Like a kid in a candy store, music lovers rejoice, as the live music scene opens up from a terrible hiatus due to the COVID-19 pandemic. Stages at venues, big and small, will once again be hosting all types of musical genres and personal favourites. Cue the “Pure Imagination” song from the classic “Willy Wonka and the Chocolate Factory” film. Theatres, arenas, outdoor festivals, bars and the like have been dark for far too long. You can almost feel the energy in the air, already. This summer, will be like no other, as southern Albertans return to the fine art of concert going. It will be electrifying.
Live music is indeed therapeutic, life changing, inspirational — and a fun time had by all. Memories are made, friendships are born and new music is introduced to the masses, while hit songs are sung loudly by loyal fans. It’s quite the scene, and has been missed by many. Not only have fans been awaiting the arrival of lockdowns and restrictions lifted, musicians and crews have been chomping at the bit to get back out on the road to deliver their creative juices to the world.
Amplifiers will be turned up to the max, speakers will be pounding, crowds will be surfing (or will follow social distancing rules, for the time being) and bright lights will be illuminating the singers, the guitarists, the drummers, the bassists and the rest of the musicians on stage. Music will fill the air and good times will surely prevail. It’s inevitable. Southern Albertans have been anticipating this moment to share with their fellow concert-goers for what has seemed like an eternity. So, let the good times roll.

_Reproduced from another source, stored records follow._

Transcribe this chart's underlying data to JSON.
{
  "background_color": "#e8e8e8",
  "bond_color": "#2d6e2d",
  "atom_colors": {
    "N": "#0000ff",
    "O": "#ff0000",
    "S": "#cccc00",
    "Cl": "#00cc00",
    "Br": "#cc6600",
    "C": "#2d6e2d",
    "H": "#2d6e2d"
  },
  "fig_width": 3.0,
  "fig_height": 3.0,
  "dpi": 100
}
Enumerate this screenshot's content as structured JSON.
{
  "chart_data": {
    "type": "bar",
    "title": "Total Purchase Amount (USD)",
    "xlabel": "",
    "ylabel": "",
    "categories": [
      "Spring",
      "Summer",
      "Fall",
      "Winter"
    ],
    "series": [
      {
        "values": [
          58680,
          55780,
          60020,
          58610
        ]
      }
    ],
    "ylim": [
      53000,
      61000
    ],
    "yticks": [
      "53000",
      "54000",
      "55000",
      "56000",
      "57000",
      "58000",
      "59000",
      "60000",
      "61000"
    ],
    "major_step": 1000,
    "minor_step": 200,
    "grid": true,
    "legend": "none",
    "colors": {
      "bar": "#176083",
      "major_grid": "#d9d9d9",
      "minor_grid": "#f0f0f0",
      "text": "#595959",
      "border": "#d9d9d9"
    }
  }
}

This summer, the summer of 2021, could just be the “Ultimate Summer of Music.” Move over Woodstock. Across the globe, music festivals are returning, festivals are happening, celebrations are being had and musicians are getting back to what they do best — entertain. Live music is a beloved and cherished rite of passage — not to be taken lightly. It’s been great, artists have been creative, innovative and adaptive with offering virtual concerts, cover sessions, etc. — but there’s nothing like seeing your favourite artist live and in-person.
A person remembers their very first concert. It’s a unique experience for each and every person at a live show. Live music can move mountains, it has transformation properties, it can make someone happy, sad, euphoric and addicted to the sweet sounds of a live music gathering. Collectively, a crowd at a live show become friends, if even for a short period of time. Fans will leave a live show with a sense of belonging, oneness and perhaps with a slight ringing in the ear.